Secondo un portavoce della polizia, la polizia di J&Ok ha identificato 95 utenti VPN a Pulwama, nel sud del Kashmir, e ha avviato “un’azione preventiva” contro di loro. File. | Credito fotografico: PTI
Giovedì (1 gennaio 2026) la polizia di J&Ok ha agito contro oltre 130 cittadini locali nella valle del Kashmir perché possedevano applicazioni di rete privata virtuale (VPN) sui loro telefoni cellulari.
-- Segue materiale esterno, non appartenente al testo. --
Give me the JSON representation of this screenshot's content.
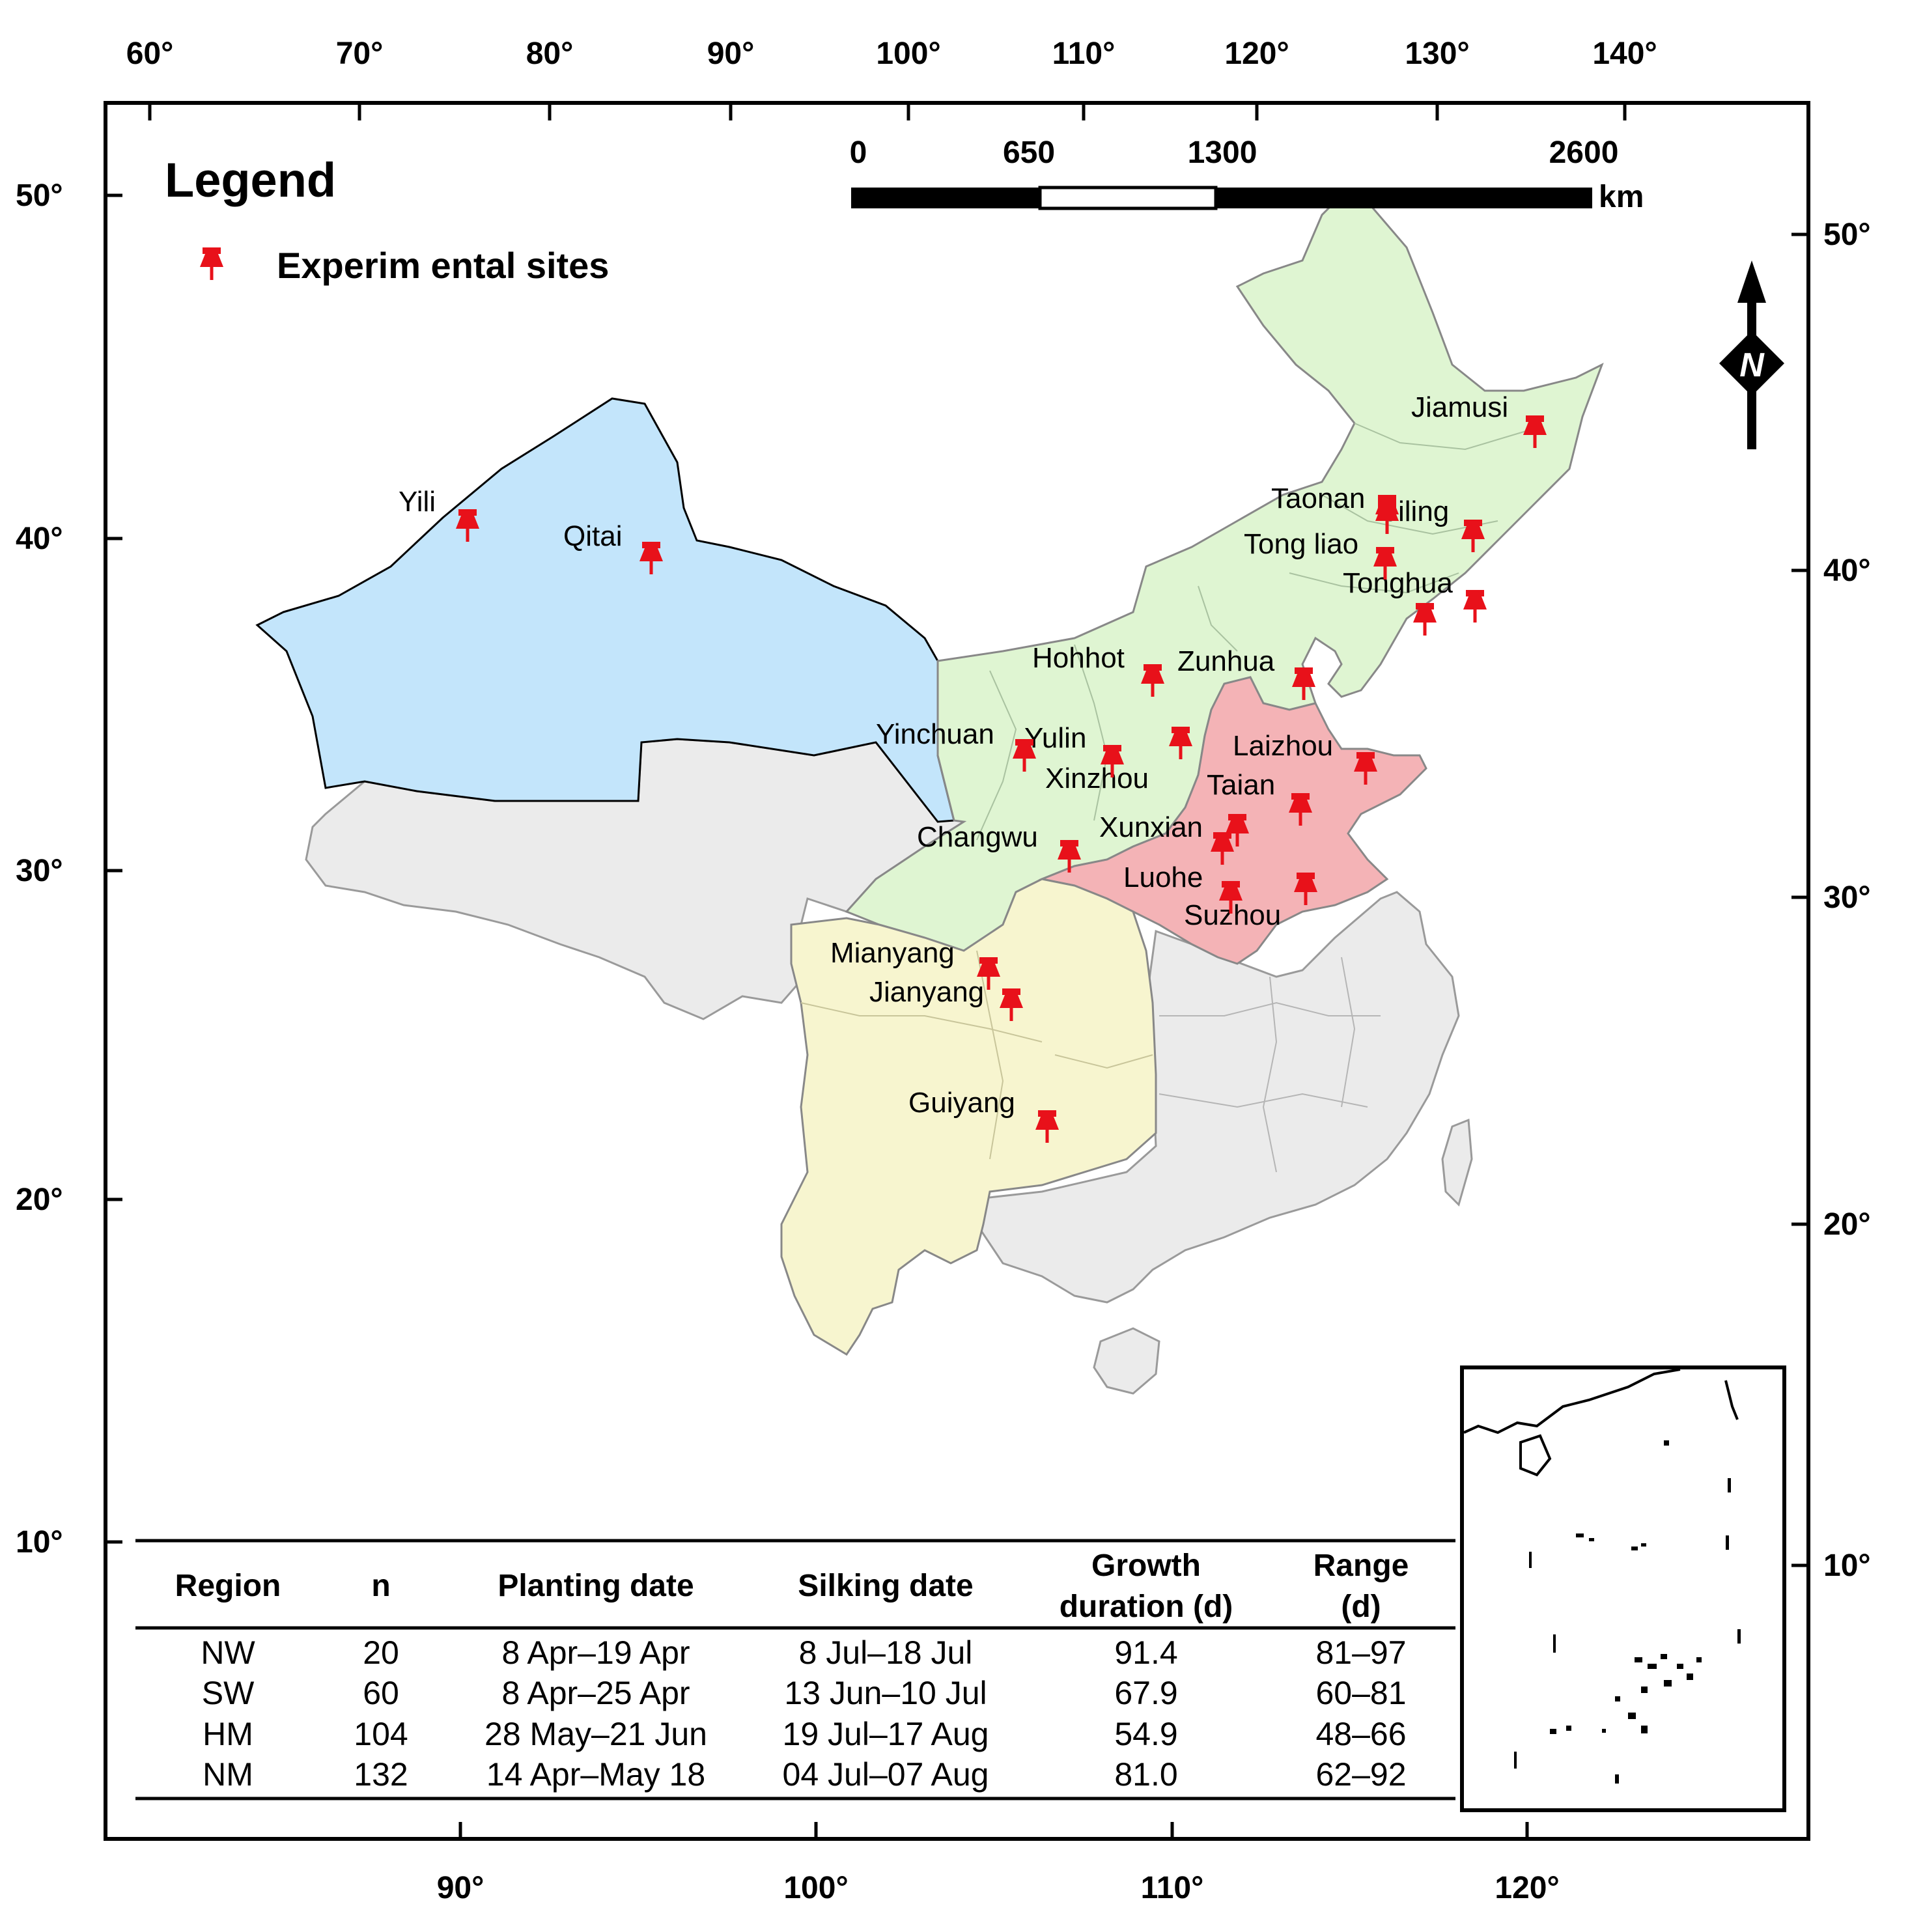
{
  "top_axis_labels": [
    "60°",
    "70°",
    "80°",
    "90°",
    "100°",
    "110°",
    "120°",
    "130°",
    "140°"
  ],
  "bottom_axis_labels": [
    "90°",
    "100°",
    "110°",
    "120°"
  ],
  "left_axis_labels": [
    "50°",
    "40°",
    "30°",
    "20°",
    "10°"
  ],
  "right_axis_labels": [
    "50°",
    "40°",
    "30°",
    "20°",
    "10°"
  ],
  "legend": {
    "title": "Legend",
    "item_label": "Experim ental sites",
    "marker_color": "#e8111a"
  },
  "scale_bar": {
    "ticks": [
      "0",
      "650",
      "1300",
      "2600"
    ],
    "unit": "km"
  },
  "north_arrow": {
    "letter": "N"
  },
  "region_colors": {
    "NW": "#c3e5fb",
    "NM": "#dff5d2",
    "HM": "#f4b3b6",
    "SW": "#f7f5cf",
    "other": "#ebebeb"
  },
  "sites": [
    "Jiamusi",
    "Taonan",
    "Jiling",
    "Tong liao",
    "Tonghua",
    "Yili",
    "Qitai",
    "Hohhot",
    "Zunhua",
    "Yinchuan",
    "Yulin",
    "Laizhou",
    "Xinzhou",
    "Taian",
    "Xunxian",
    "Changwu",
    "Luohe",
    "Suzhou",
    "Mianyang",
    "Jianyang",
    "Guiyang"
  ],
  "table": {
    "headers": [
      [
        "Region"
      ],
      [
        "n"
      ],
      [
        "Planting date"
      ],
      [
        "Silking date"
      ],
      [
        "Growth",
        "duration (d)"
      ],
      [
        "Range",
        "(d)"
      ]
    ],
    "rows": [
      [
        "NW",
        "20",
        "8 Apr–19 Apr",
        "8 Jul–18 Jul",
        "91.4",
        "81–97"
      ],
      [
        "SW",
        "60",
        "8 Apr–25 Apr",
        "13 Jun–10 Jul",
        "67.9",
        "60–81"
      ],
      [
        "HM",
        "104",
        "28 May–21 Jun",
        "19 Jul–17 Aug",
        "54.9",
        "48–66"
      ],
      [
        "NM",
        "132",
        "14 Apr–May 18",
        "04 Jul–07 Aug",
        "81.0",
        "62–92"
      ]
    ]
  }
}
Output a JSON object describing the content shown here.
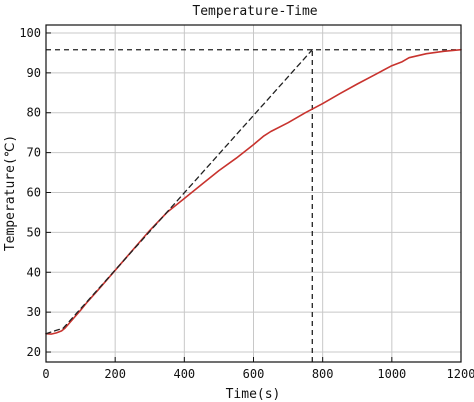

Nell’ultima settimana l’uso delle VPN è stato vietato in tutti i 10 distretti del Kashmir.
Secondo un portavoce della polizia, la polizia di J&Ok ha identificato 95 utenti VPN a Pulwama, nel sud del Kashmir, e ha avviato “un’azione preventiva” contro di loro. “La polizia di Pulwama ha applicato le disposizioni del magistrato distrettuale sull’uso non autorizzato della VPN. Novantacinque persone sono state identificate e, a seguito di un esame tecnico e di una verifica dei precedenti, non è stato rilevato alcun background negativo legato al terrorismo e non è stata registrata alcuna FIR”, ha detto il portavoce.
A titolo preventivo, ha precisato la polizia, “sono state avviate process di sicurezza contro 43 persone, soprattutto nella fascia di età compresa tra i 18 ei 40 anni, per violazione di tali ordini”. “Gli utenti autentici sono stati rilasciati dopo un’analisi dettagliata del dispositivo con un severo avvertimento di astenersi dall’utilizzo della VPN in futuro”, ha detto la polizia.
Nella zona di Sopore, a Baramulla, la polizia ha detto che 23 persone sono state trovate “utilizzando servizi VPN non autorizzati in violazione degli ordini proibitivi”. “Sono state avviate process di sicurezza contro 15 di questi individui per non aver rispettato gli ordini”, ha detto la polizia.
Un’azione di polizia è stata intrapresa anche contro cinque persone advert Anantnag e sei a Kulgam, nel sud del Kashmir, hanno detto i funzionari.
Con ordinanze separate, i prefetti di 10 distretti della Valle hanno vietato l’uso delle VPN. Gli ordini di divieto sono stati emessi ai sensi della Sezione 163 della Bhartiya Nagarik Suraksha Sanhita (BNSS), 2023, a seguito di enter della polizia riguardanti “usi sospetti”.
L’ordinanza afferma che story utilizzo potrebbe essere sfruttato per attività illegali e antinazionali, tra cui l’incitamento ai disordini, la diffusione di materiale provocatorio e il coordinamento di attività pregiudizievoli al mantenimento dell’ordine pubblico.
“È stato inoltre osservato che le VPN consentono la trasmissione di dati crittografati, mascherano gli indirizzi IP, aggirano i firewall e le restrizioni dei siti Net e possono esporre informazioni sensibili a potenziali minacce informatiche”, si legge negli ordini.
Anche diversi distretti nella valle del Pir Panchal e nella valle del Chenab nella regione di Jammu hanno vietato i servizi VPN nell’ultimo anno.
Nel frattempo, giovedì le forze di sicurezza hanno rintracciato un pacchetto di munizioni nel distretto di Poonch, apparentemente lanciato utilizzando un drone dall’altra parte della linea di controllo (LoC).
I funzionari hanno detto che il 6° reggimento Madras dell’esercito ha distrutto un ordigno esplosivo improvvisato, del peso di circa due chilogrammi.
I funzionari hanno detto che il carico includeva anche 70 colpi di AK-47 e 1 kg di narcotici. Dopo un allarme elevato, le forze di sicurezza hanno avviato molteplici operazioni di ricerca nella regione.